L’objectif de ces pensionnats a toujours été de « tuer l’Indien dans l’enfant » (FADG, Fondation autochtone de guérison). La violence des pensionnats et la mort de ceux et celles qui y étaient envoyés ne peuvent s’expliquer par la volonté de « seulement » civiliser ou assimiler les Autochtones, mais bien par celle de les faire disparaître. L’Université Concordia n’a jamais voulu faire disparaître les Canadiens français qui s’y sont inscrits, rappelons-le, de manière volontaire (contrairement au pensionnat). On ne leur dit pas qu’ils iront en enfer s’ils parlent français, et ils ne subissent pas de punitions corporelles s’ils parlent leur langue sur le campus… Il y a même un département d’études françaises et des cours de français à Concordia, et certains programmes de cycles supérieurs exigent que tous leurs étudiants et étudiantes passent un examen de français, s’assurant ainsi que même les étudiants internationaux acquièrent un minimum de connaissance de la langue française (concordia.ca). Aucun pensionnat ne permettait de parler sa langue ou de pratiquer sa culture, encore moins de l’étudier.

Rioux rapporte ensuite le vieux discours impliquant que les pensionnats au Québec étaient moins nombreux que dans le reste du Canada : « Est-ce un hasard si ces pensionnats furent si peu nombreux au Québec où, à deux exceptions, ils n’apparurent que dans les années 1950 ? »

C’est toujours un argument facile que de dire qu’on est moins mauvais que les autres. Par contre, M. Rioux ne mentionne pas le fait que le Nouveau-Brunswick et l’Île-du-Prince-Édouard n’ont jamais disposé de telles institutions, les gouvernements de l’époque considérant les Autochtones comme suffisamment « assimilés » à la culture eurocanadienne (Encyclopédie canadienne). Il faut rappeler que la colonisation commence beaucoup plus tôt dans l’Est (Maritimes, Québec). Lors de la mise en place des pensionnats dont parle M. Rioux, en 1828, les Autochtones de l’Est canadien ont déjà fait face à 200 ans de colonisation, de déplacements forcés et d’assimilation — la première école missionnaire destinée à l’évangélisation des Autochtones ayant été ouverte par les Récollets en 1620 près de Québec.
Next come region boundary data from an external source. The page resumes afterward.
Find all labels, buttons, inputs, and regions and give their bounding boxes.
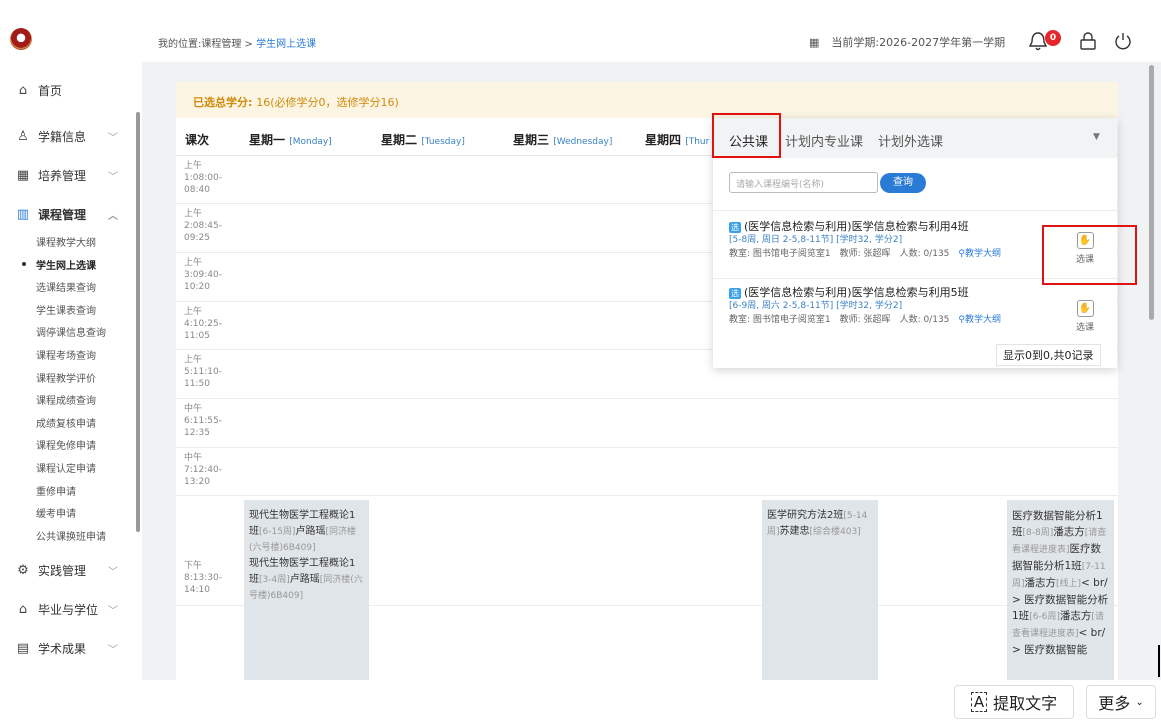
sidebar-item-graduation[interactable]: ⌂ 毕业与学位 ﹀	[16, 601, 118, 618]
tab-planned-major-course[interactable]: 计划内专业课	[785, 131, 863, 150]
sidebar-subitem[interactable]: 课程成绩查询	[36, 392, 96, 407]
timetable-row: 中午 6:11:55- 12:35	[176, 399, 1118, 448]
select-course-button[interactable]: ✋ 选课	[1070, 300, 1100, 336]
sidebar-item-course-management[interactable]: ▥ 课程管理 ︿	[16, 206, 118, 223]
elective-tag: 选	[729, 288, 741, 299]
elective-tag: 选	[729, 222, 741, 233]
course-search-input[interactable]: 请输入课程编号(名称)	[729, 172, 878, 193]
syllabus-link[interactable]: ⚲教学大纲	[958, 315, 1001, 325]
column-header-monday: 星期一 [Monday]	[249, 133, 332, 147]
pagination-info: 显示0到0,共0记录	[996, 344, 1101, 366]
tab-unplanned-course[interactable]: 计划外选课	[878, 131, 943, 150]
course-title: (医学信息检索与利用)医学信息检索与利用5班	[744, 286, 969, 299]
course-meta: [6-9周, 周六 2-5,8-11节] [学时32, 学分2]	[729, 301, 903, 311]
breadcrumb-current[interactable]: 学生网上选课	[256, 39, 316, 50]
breadcrumb: 我的位置:课程管理 > 学生网上选课	[158, 39, 317, 50]
chevron-down-icon: ﹀	[108, 133, 118, 144]
caret-down-icon[interactable]: ▼	[1093, 132, 1100, 142]
sidebar-subitem[interactable]: 选课结果查询	[36, 279, 96, 294]
course-info: 教室: 图书馆电子阅览室1 教师: 张超晖 人数: 0/135 ⚲教学大纲	[729, 315, 1002, 325]
sidebar-subitem[interactable]: 课程考场查询	[36, 347, 96, 362]
column-header-tuesday: 星期二 [Tuesday]	[381, 133, 465, 147]
chevron-down-icon: ﹀	[108, 567, 118, 578]
course-item: 选 (医学信息检索与利用)医学信息检索与利用5班 [6-9周, 周六 2-5,8-…	[729, 286, 1059, 327]
syllabus-link[interactable]: ⚲教学大纲	[958, 249, 1001, 259]
sidebar-subitem[interactable]: 重修申请	[36, 483, 76, 498]
more-button[interactable]: 更多 ⌄	[1086, 685, 1156, 719]
timetable-row: 中午 7:12:40- 13:20	[176, 448, 1118, 496]
top-header: 我的位置:课程管理 > 学生网上选课 ▦ 当前学期:2026-2027学年第一学…	[142, 22, 1161, 62]
books-icon: ▥	[16, 206, 30, 222]
page-scrollbar[interactable]	[1149, 65, 1154, 320]
sidebar-subitem[interactable]: 缓考申请	[36, 505, 76, 520]
user-icon: ♙	[17, 128, 29, 144]
search-button[interactable]: 查询	[880, 173, 926, 193]
sidebar-subitem[interactable]: 成绩复核申请	[36, 415, 96, 430]
course-item: 选 (医学信息检索与利用)医学信息检索与利用4班 [5-8周, 周日 2-5,8-…	[729, 220, 1059, 261]
course-cell-monday[interactable]: 现代生物医学工程概论1班[6-15周]卢路瑶[同济楼(六号楼)6B409] 现代…	[244, 500, 369, 680]
lock-icon[interactable]	[1079, 32, 1097, 50]
sidebar-subitem[interactable]: 课程教学大纲	[36, 234, 96, 249]
sidebar-scrollbar[interactable]	[136, 112, 140, 532]
sidebar-subitem[interactable]: 课程认定申请	[36, 460, 96, 475]
course-info: 教室: 图书馆电子阅览室1 教师: 张超晖 人数: 0/135 ⚲教学大纲	[729, 249, 1002, 259]
column-header-thursday: 星期四 [Thur	[645, 133, 710, 147]
settings-icon: ⚙	[17, 562, 29, 578]
hand-icon: ✋	[1076, 300, 1094, 317]
chevron-down-icon: ﹀	[108, 606, 118, 617]
extract-text-button[interactable]: A 提取文字	[954, 685, 1074, 719]
sidebar-subitem[interactable]: 课程免修申请	[36, 437, 96, 452]
sidebar-subitem[interactable]: 公共课换班申请	[36, 528, 106, 543]
chevron-up-icon: ︿	[108, 211, 118, 222]
sidebar: ⌂ 首页 ♙ 学籍信息 ﹀ ▦ 培养管理 ﹀ ▥ 课程管理 ︿ 课程教学大纲 学…	[0, 0, 142, 680]
graduation-icon: ⌂	[18, 601, 28, 617]
highlight-box-select-button	[1042, 225, 1137, 285]
sidebar-item-student-info[interactable]: ♙ 学籍信息 ﹀	[16, 128, 118, 145]
sidebar-item-home[interactable]: ⌂ 首页	[16, 82, 62, 99]
calendar-icon: ▦	[809, 35, 820, 49]
sidebar-item-practice[interactable]: ⚙ 实践管理 ﹀	[16, 562, 118, 579]
document-icon: ▤	[16, 640, 30, 656]
chevron-down-icon: ⌄	[1135, 696, 1144, 708]
divider	[713, 210, 1117, 211]
home-icon: ⌂	[18, 82, 28, 98]
chevron-down-icon: ﹀	[108, 645, 118, 656]
chart-icon: ▦	[16, 167, 30, 183]
course-meta: [5-8周, 周日 2-5,8-11节] [学时32, 学分2]	[729, 235, 903, 245]
sidebar-subitem[interactable]: 调停课信息查询	[36, 324, 106, 339]
sidebar-subitem-active[interactable]: 学生网上选课	[22, 257, 96, 272]
credit-notice: 已选总学分: 16(必修学分0，选修学分16)	[176, 82, 1118, 118]
chevron-down-icon: ﹀	[108, 172, 118, 183]
sidebar-subitem[interactable]: 学生课表查询	[36, 302, 96, 317]
column-header-wednesday: 星期三 [Wednesday]	[513, 133, 613, 147]
course-cell-thursday[interactable]: 医学研究方法2班[5-14周]苏建忠[综合楼403]	[762, 500, 878, 680]
course-title: (医学信息检索与利用)医学信息检索与利用4班	[744, 220, 969, 233]
text-recognition-icon: A	[970, 692, 988, 712]
sidebar-subitem[interactable]: 课程教学评价	[36, 370, 96, 385]
sidebar-item-training[interactable]: ▦ 培养管理 ﹀	[16, 167, 118, 184]
course-cell-sunday[interactable]: 医疗数据智能分析1班[8-8周]潘志方[请查看课程进度表]医疗数据智能分析1班[…	[1007, 500, 1114, 680]
notification-badge: 0	[1045, 30, 1061, 46]
sidebar-item-academic[interactable]: ▤ 学术成果 ﹀	[16, 640, 118, 657]
semester-display: ▦ 当前学期:2026-2027学年第一学期	[809, 35, 1006, 50]
power-icon[interactable]	[1114, 32, 1132, 50]
column-header-period: 课次	[185, 133, 210, 147]
university-logo	[10, 28, 32, 50]
highlight-box-public-tab	[712, 113, 781, 158]
text-cursor	[1158, 645, 1160, 677]
app-window: ⌂ 首页 ♙ 学籍信息 ﹀ ▦ 培养管理 ﹀ ▥ 课程管理 ︿ 课程教学大纲 学…	[0, 0, 1161, 723]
Malgré cela, pour achever le travail commencé des siècles auparavant, le Québec s’est quand même joint à la politique des pensionnats, en plein XXe siècle, à un moment où la province commence justement à rechercher sa propre émancipation culturelle et politique — à la veille de la Révolution tranquille. Si le Québec avait voulu résister aux politiques canadiennes des pensionnats en affirmant sa différence, il n’y aurait simplement pas participé.

Finalement, Christian Rioux termine sur une note sans équivoque : « Des pensionnats autochtones à l’Université Concordia, le résultat est le même : l’assimilation ! »
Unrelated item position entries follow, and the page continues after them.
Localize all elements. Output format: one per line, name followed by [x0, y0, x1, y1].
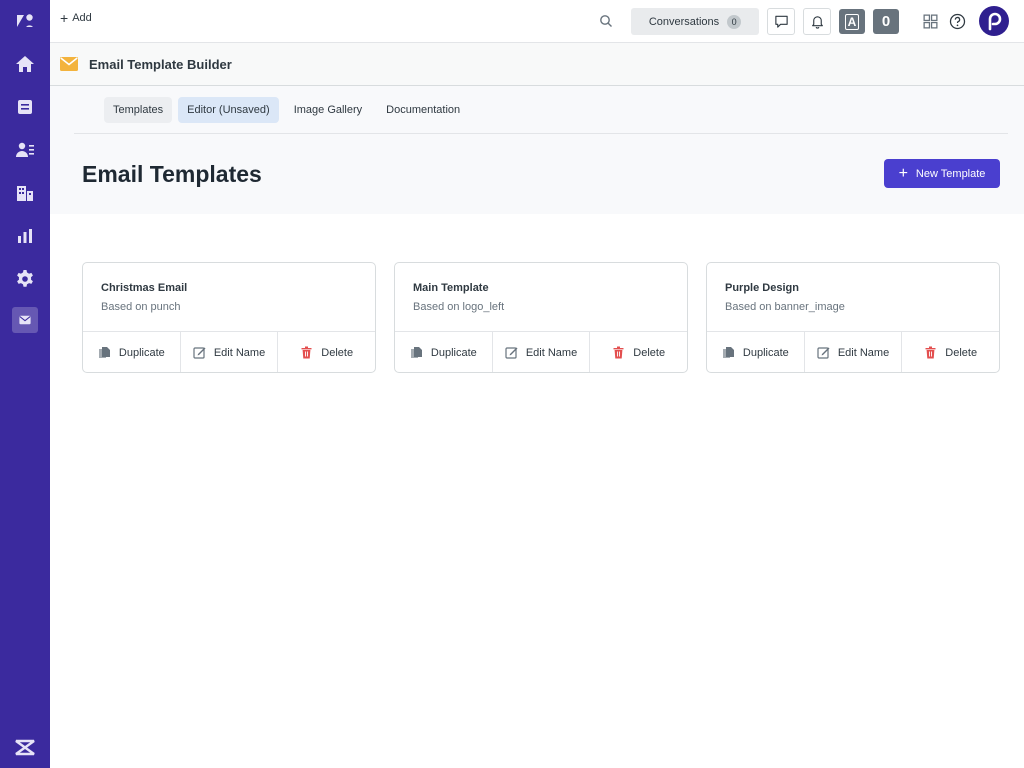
help-question-icon [949, 13, 965, 29]
template-base: Based on punch [101, 301, 181, 313]
template-name: Purple Design [725, 282, 799, 294]
new-template-label: New Template [915, 167, 986, 180]
views-icon[interactable] [12, 94, 38, 120]
tab-documentation[interactable]: Documentation [377, 97, 469, 123]
delete-button[interactable]: Delete [590, 332, 687, 372]
delete-button[interactable]: Delete [278, 332, 375, 372]
app-title: Email Template Builder [89, 57, 232, 72]
bell-icon [811, 16, 823, 29]
avatar-logo-icon [988, 12, 1002, 31]
content-header: Templates Editor (Unsaved) Image Gallery… [50, 86, 1024, 214]
trash-icon [301, 346, 312, 359]
chat-button[interactable] [767, 8, 795, 35]
new-template-button[interactable]: + New Template [884, 159, 1000, 188]
edit-pencil-icon [817, 347, 830, 359]
edit-name-button[interactable]: Edit Name [181, 332, 279, 372]
template-base: Based on logo_left [413, 301, 505, 313]
conversations-button[interactable]: Conversations 0 [631, 8, 759, 35]
tab-templates[interactable]: Templates [104, 97, 173, 123]
products-grid-button[interactable] [921, 12, 939, 30]
trash-icon [613, 346, 624, 359]
grid-icon [922, 13, 938, 29]
app-a-button[interactable]: A [839, 9, 865, 34]
notifications-button[interactable] [803, 8, 831, 35]
help-button[interactable] [948, 12, 966, 30]
app-header: Email Template Builder [50, 43, 1024, 86]
top-bar: + Add Conversations 0 A 0 [50, 0, 1024, 43]
template-base: Based on banner_image [725, 301, 845, 313]
tabs-divider [74, 133, 1008, 134]
template-name: Christmas Email [101, 282, 188, 294]
app-a-label: A [844, 13, 860, 30]
email-app-icon[interactable] [12, 307, 38, 333]
tab-editor-unsaved[interactable]: Editor (Unsaved) [178, 97, 279, 123]
duplicate-label: Duplicate [430, 346, 477, 359]
app-o-label: 0 [881, 13, 891, 30]
duplicate-label: Duplicate [118, 346, 165, 359]
reporting-icon[interactable] [12, 223, 38, 249]
duplicate-icon [98, 347, 110, 358]
add-label: Add [72, 12, 92, 24]
duplicate-button[interactable]: Duplicate [83, 332, 181, 372]
card-actions: Duplicate Edit Name Delete [707, 331, 999, 372]
zendesk-z-logo-icon[interactable] [12, 734, 38, 760]
admin-gear-icon[interactable] [12, 266, 38, 292]
card-actions: Duplicate Edit Name Delete [83, 331, 375, 372]
template-card: Christmas Email Based on punch Duplicate… [82, 262, 376, 373]
trash-icon [925, 346, 936, 359]
customers-icon[interactable] [12, 137, 38, 163]
page-title: Email Templates [82, 161, 262, 187]
plus-icon: + [898, 164, 908, 182]
duplicate-icon [410, 347, 422, 358]
delete-label: Delete [633, 346, 666, 359]
edit-name-button[interactable]: Edit Name [805, 332, 903, 372]
template-card: Purple Design Based on banner_image Dupl… [706, 262, 1000, 373]
user-avatar[interactable] [979, 6, 1009, 36]
duplicate-button[interactable]: Duplicate [707, 332, 805, 372]
add-button[interactable]: + Add [60, 10, 92, 26]
edit-pencil-icon [505, 347, 518, 359]
sidebar [0, 0, 50, 768]
edit-name-label: Edit Name [525, 346, 578, 359]
plus-icon: + [60, 10, 69, 26]
duplicate-icon [722, 347, 734, 358]
envelope-icon [60, 57, 78, 71]
delete-button[interactable]: Delete [902, 332, 999, 372]
duplicate-label: Duplicate [742, 346, 789, 359]
card-actions: Duplicate Edit Name Delete [395, 331, 687, 372]
search-icon[interactable] [599, 14, 613, 28]
duplicate-button[interactable]: Duplicate [395, 332, 493, 372]
organizations-icon[interactable] [12, 180, 38, 206]
edit-name-button[interactable]: Edit Name [493, 332, 591, 372]
conversations-count-badge: 0 [727, 14, 742, 29]
home-icon[interactable] [12, 51, 38, 77]
delete-label: Delete [321, 346, 354, 359]
tab-image-gallery[interactable]: Image Gallery [285, 97, 371, 123]
edit-pencil-icon [193, 347, 206, 359]
delete-label: Delete [945, 346, 978, 359]
chat-bubble-icon [774, 15, 788, 28]
template-card: Main Template Based on logo_left Duplica… [394, 262, 688, 373]
app-o-button[interactable]: 0 [873, 9, 899, 34]
conversations-label: Conversations [648, 15, 720, 28]
template-name: Main Template [413, 282, 489, 294]
zendesk-logo-icon[interactable] [12, 8, 38, 34]
edit-name-label: Edit Name [837, 346, 890, 359]
edit-name-label: Edit Name [213, 346, 266, 359]
tab-bar: Templates Editor (Unsaved) Image Gallery… [104, 97, 469, 123]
Comparer assimilation et colonisation est hautement problématique. La Commission de vérité et réconciliation parle de « génocide » et non d’assimilation (CVR, 2015). On ne peut pas parler d’assimilation dans le cas des pensionnats autochtones sans effacer toute la violence que représente leur existence en elle-même ni les violences quotidiennes qui y étaient perpétrées. Une telle affirmation minimise l’intention et l’impact derrière ces institutions. M. Rioux parle d’assimilation en séparant ce concept de la mort. Nous, les Autochtones, n’avons pas le privilège de considérer les pensionnats sans la mort. Le système des pensionnats a occasionné la mort de plus de 6000 enfants (Murray Sinclair, CVR 2008.) Le taux de mortalité dans certains pensionnats atteignait les 50 %, ce qui avait été documenté par le Dr Peter Bryce dès 1907. Rappelons que le Québec a quand même accepté l’ouverture de pensionnats après cette date. Ce serait la moindre des choses que de réviser ce type d’article, au moment où le Canada « découvre » une fosse commune contenant le corps de 215 enfants non identifiés, nombre qui ne cessera d’augmenter plus les fouilles avanceront. La comparaison entre l’assimilation des Québécois et des Autochtones, en plus de minimiser les violences vécues historiquement et de façon contemporaine par les peuples autochtones, n’est pas factuelle. Heureusement, les étudiants de l’Université Concordia ont la possibilité d’aller à l’école sans craindre les violences physiques et sexuelles, encore moins la mort. Les Québécois et Québécoises ont toujours eu droit à leurs institutions religieuses, politiques et législatives. Ils et elles ont eu droit de protéger leur langue, leurs traditions et leur culture. Ils et elles ont toujours eu leurs propres institutions et systèmes d’enseignement. Surtout, les parents et les communautés québécoises ne se sont jamais vu enlever leurs enfants. La comparaison entre les pensionnats et l’Université Concordia est problématique, car elle diminue l’impact de la colonisation sur les Autochtones, ce qui permet une déresponsabilisation de la société québécoise.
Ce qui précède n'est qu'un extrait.